Large Person Model (LPM)
NTT has also developed a method for evaluating the degree of hand and foot dexterity with a ‘simple technique’ using a smartphone sensor based on research on how the brain generates movement.
Then, using data from a large number of people, NTT clarified how dexterity changes with growth and age and how it changes when correcting a person’s left- or right-handedness. In this way, it is developing technology for quickly and conveniently evaluating hand-and-foot dexterity using a smartphone for applications like sports training checks and recovery tests in rehabilitation.
“NTT is working on the development of quantum computers. The quantum computer targeted by NTT uses optical pulses the same as in optical communications to achieve quantum states called quantum bits (qubits) that become the basis for calculations. Quantum computers that use superconducting circuits or neutral atoms must make equipment large to achieve large-scale computing. The method that we use can achieve large-scale computing without increasing equipment size as long as we have equipment that generates optical pulses,” said Kinoshita.
In the area of voice rights protection,Kinoshita explained how the company has developed “voice generation by AI”, which has recently appeared as a problem throughout the world in terms of unauthorised use of a person’s voice. An NTT exhibit presented “multilingual speech synthesis capable of judging authenticity” based on consent of the original speaker. It draws a line at voices generated without the consent and knowledge of the original speaker and establishes “trust” in combination with blockchain technology.
The IOWN roadmap
IOWN 1.0 is networking, or in other words, photonics between datacenters.

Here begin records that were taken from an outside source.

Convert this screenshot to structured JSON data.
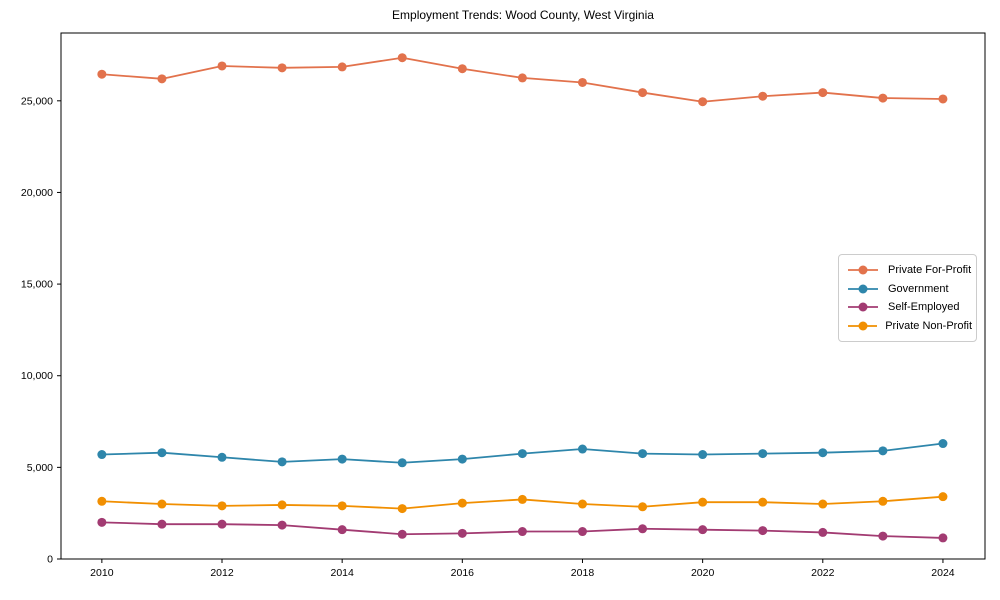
{
  "chart_data": {
    "type": "line",
    "title": "Employment Trends: Wood County, West Virginia",
    "x": [
      2010,
      2011,
      2012,
      2013,
      2014,
      2015,
      2016,
      2017,
      2018,
      2019,
      2020,
      2021,
      2022,
      2023,
      2024
    ],
    "series": [
      {
        "name": "Private For-Profit",
        "color": "#E2724C",
        "values": [
          26450,
          26200,
          26900,
          26800,
          26850,
          27350,
          26750,
          26250,
          26000,
          25450,
          24950,
          25250,
          25450,
          25150,
          25100
        ]
      },
      {
        "name": "Government",
        "color": "#2E86AB",
        "values": [
          5700,
          5800,
          5550,
          5300,
          5450,
          5250,
          5450,
          5750,
          6000,
          5750,
          5700,
          5750,
          5800,
          5900,
          6300
        ]
      },
      {
        "name": "Self-Employed",
        "color": "#A23B72",
        "values": [
          2000,
          1900,
          1900,
          1850,
          1600,
          1350,
          1400,
          1500,
          1500,
          1650,
          1600,
          1550,
          1450,
          1250,
          1150
        ]
      },
      {
        "name": "Private Non-Profit",
        "color": "#F18F01",
        "values": [
          3150,
          3000,
          2900,
          2950,
          2900,
          2750,
          3050,
          3250,
          3000,
          2850,
          3100,
          3100,
          3000,
          3150,
          3400
        ]
      }
    ],
    "xtick_values": [
      2010,
      2012,
      2014,
      2016,
      2018,
      2020,
      2022,
      2024
    ],
    "xtick_labels": [
      "2010",
      "2012",
      "2014",
      "2016",
      "2018",
      "2020",
      "2022",
      "2024"
    ],
    "ytick_values": [
      0,
      5000,
      10000,
      15000,
      20000,
      25000
    ],
    "ytick_labels": [
      "0",
      "5,000",
      "10,000",
      "15,000",
      "20,000",
      "25,000"
    ],
    "xlim": [
      2009.32,
      2024.7
    ],
    "ylim": [
      0,
      28700
    ],
    "grid": false,
    "legend_position": "center right",
    "axis_color": "#000000",
    "text_color": "#000000",
    "background": "#ffffff"
  }
}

IOWN 2.0 is board-to-board photonics.
IOWN 3.0 is chip-to-chip photonics.
IOWN 4.0 is intra-chip, or die-to-die photonics.

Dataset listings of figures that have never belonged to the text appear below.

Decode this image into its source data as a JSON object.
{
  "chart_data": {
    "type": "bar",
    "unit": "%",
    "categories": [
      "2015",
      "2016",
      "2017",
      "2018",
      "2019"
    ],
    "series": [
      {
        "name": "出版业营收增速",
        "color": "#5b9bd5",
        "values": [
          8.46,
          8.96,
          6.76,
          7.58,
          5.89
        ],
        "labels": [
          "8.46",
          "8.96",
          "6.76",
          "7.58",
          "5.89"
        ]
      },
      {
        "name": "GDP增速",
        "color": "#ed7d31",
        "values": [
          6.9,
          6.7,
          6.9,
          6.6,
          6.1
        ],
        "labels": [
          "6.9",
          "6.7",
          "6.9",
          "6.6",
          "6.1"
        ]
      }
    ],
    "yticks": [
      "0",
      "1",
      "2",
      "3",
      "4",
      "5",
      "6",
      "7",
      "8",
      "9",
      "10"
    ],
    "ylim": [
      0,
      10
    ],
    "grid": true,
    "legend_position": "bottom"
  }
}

NTT’s All-Photonics Network, or APN, will feature wider bandwidths and reduced power consumption within IOWN 1.0. Photonics-electronics convergence technology, or PEC, will evolve along with IOWN generations as second-generation, third-generation, fourth-generation, and fifth-generation PEC.
Likewise, the next-generation computing platform known as the Data Centric Infrastructure, or DCI, will evolve together with the evolution of PEC.

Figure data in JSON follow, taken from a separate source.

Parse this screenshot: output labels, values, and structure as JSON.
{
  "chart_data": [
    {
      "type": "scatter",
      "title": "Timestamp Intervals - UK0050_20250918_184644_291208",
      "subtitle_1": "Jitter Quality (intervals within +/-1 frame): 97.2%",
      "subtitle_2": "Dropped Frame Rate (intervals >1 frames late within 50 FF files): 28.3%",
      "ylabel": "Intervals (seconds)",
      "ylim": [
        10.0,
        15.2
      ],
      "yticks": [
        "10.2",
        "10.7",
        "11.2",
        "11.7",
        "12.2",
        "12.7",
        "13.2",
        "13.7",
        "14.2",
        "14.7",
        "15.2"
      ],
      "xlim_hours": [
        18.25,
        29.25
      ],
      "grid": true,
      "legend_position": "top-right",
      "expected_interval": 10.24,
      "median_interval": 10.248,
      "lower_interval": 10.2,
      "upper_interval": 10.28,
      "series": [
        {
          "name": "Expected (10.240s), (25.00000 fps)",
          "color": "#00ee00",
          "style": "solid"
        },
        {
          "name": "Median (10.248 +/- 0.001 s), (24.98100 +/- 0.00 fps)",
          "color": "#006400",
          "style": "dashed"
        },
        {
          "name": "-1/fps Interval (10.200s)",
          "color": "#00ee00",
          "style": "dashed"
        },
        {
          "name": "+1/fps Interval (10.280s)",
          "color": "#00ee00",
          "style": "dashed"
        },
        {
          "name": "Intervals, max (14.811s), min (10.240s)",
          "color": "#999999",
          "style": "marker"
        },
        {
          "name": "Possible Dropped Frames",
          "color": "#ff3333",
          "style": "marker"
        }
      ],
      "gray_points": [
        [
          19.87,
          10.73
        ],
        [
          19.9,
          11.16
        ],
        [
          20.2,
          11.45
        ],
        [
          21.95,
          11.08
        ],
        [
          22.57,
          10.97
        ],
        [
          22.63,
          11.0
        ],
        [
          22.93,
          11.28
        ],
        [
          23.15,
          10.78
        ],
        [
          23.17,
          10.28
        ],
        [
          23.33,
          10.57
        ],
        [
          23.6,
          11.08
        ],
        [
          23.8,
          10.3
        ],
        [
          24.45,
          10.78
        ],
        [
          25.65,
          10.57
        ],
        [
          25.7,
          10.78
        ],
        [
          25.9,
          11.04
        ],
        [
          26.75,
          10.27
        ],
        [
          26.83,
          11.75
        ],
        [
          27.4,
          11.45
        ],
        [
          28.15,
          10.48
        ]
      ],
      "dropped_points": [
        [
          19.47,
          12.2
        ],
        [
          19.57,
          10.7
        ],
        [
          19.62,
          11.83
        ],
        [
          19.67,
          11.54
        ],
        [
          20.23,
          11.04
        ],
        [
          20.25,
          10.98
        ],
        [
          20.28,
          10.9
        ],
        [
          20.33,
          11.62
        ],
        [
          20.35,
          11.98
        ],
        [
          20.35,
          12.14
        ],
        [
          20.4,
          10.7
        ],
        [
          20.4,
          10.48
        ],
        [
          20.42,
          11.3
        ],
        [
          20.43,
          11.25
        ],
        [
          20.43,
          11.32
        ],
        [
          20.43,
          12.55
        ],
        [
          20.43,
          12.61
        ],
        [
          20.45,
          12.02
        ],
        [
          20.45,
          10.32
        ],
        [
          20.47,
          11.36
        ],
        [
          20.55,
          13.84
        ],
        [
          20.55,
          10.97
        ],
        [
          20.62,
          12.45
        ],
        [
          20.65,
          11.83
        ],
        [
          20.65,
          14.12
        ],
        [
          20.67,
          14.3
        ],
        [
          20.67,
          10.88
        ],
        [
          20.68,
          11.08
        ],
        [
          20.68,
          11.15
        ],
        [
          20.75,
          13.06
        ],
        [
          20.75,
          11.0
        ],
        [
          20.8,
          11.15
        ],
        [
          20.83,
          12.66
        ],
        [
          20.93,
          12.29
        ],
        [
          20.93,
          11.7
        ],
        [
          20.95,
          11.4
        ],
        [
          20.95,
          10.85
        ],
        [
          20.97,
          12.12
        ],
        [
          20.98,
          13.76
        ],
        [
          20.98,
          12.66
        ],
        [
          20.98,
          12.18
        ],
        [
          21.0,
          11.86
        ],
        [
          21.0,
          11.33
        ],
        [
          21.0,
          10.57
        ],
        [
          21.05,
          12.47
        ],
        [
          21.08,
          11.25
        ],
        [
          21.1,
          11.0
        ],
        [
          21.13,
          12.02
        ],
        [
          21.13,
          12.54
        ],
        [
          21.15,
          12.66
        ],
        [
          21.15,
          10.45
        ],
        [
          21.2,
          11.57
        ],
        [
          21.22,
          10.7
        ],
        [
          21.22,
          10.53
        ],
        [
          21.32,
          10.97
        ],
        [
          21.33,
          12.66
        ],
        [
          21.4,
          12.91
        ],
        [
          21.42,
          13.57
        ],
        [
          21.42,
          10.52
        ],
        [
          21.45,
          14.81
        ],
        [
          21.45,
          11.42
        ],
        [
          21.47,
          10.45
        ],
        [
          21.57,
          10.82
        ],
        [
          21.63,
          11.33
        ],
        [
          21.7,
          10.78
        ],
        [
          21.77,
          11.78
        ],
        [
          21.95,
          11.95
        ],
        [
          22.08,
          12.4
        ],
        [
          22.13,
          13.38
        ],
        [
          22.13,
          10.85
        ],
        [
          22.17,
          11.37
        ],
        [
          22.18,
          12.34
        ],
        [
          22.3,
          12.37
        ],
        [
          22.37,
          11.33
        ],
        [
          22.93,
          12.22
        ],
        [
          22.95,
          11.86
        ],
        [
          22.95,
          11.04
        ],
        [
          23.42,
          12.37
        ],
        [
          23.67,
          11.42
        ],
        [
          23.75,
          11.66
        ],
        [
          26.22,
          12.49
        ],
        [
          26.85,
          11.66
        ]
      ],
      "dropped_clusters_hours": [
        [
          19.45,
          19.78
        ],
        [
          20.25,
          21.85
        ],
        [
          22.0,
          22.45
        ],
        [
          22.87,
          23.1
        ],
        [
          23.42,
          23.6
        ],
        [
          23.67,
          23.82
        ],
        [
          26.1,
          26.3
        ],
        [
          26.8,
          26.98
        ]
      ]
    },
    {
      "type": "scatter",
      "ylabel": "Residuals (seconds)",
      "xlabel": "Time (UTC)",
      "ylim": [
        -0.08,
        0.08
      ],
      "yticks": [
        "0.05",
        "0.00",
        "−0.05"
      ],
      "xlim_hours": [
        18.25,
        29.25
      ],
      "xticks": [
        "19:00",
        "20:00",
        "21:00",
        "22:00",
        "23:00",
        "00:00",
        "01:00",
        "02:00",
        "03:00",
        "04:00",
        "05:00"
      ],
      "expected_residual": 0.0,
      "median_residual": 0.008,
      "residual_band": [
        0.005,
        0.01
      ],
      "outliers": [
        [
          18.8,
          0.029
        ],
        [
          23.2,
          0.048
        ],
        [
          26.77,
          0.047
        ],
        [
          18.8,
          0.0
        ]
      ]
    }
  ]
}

Gushing knowledge fountain
Next up was Shingo Kinoshita, NTT’s R&D planning master.
“We have entered an era in which all kinds of information can be quickly accessed over the Internet or through artificial intelligence (AI). However, true ‘knowledge’ cannot be so easily obtained. A place with a good, gushing fountain is hard to find and even if you can find it, it may be located on steep terrain,” wrote Kinoshita, on the NTT R&D blog pages.
Kinoshita insists that good research begins with finding a fountain that is difficult to reach.
“NTT Laboratories has a history and research team supporting this quest. In other words, the object of this quest is organisational knowledge passed on from senior to junior researchers in an unbroken manner over several decades and collective knowledge arising from exchanges between researchers who have come to inherit this organisational knowledge. Over the years, NTT Laboratories has been discovering and drawing on these two fountains of knowledge to support R&D,” he added.
Towards… Jitsuyouka
NTT bases many of its R&D principles in the term Jitsuyouka (commercial development in English) in a form that promotes the final (and commercially monetisable) development of its products, but in a way that will always provide specific benefits to society.
As Kinoshita points out, “A researcher’s idea of a ‘good thing’ and society’s idea of a ‘good thing’ may no longer [or always] agree with each other.”
What we’re getting here from NTT (we hope) is technology that’s good and technology for good. Given the real world practical application of so much of what the company showcases NTT R&D Forum, it’s a story worth following.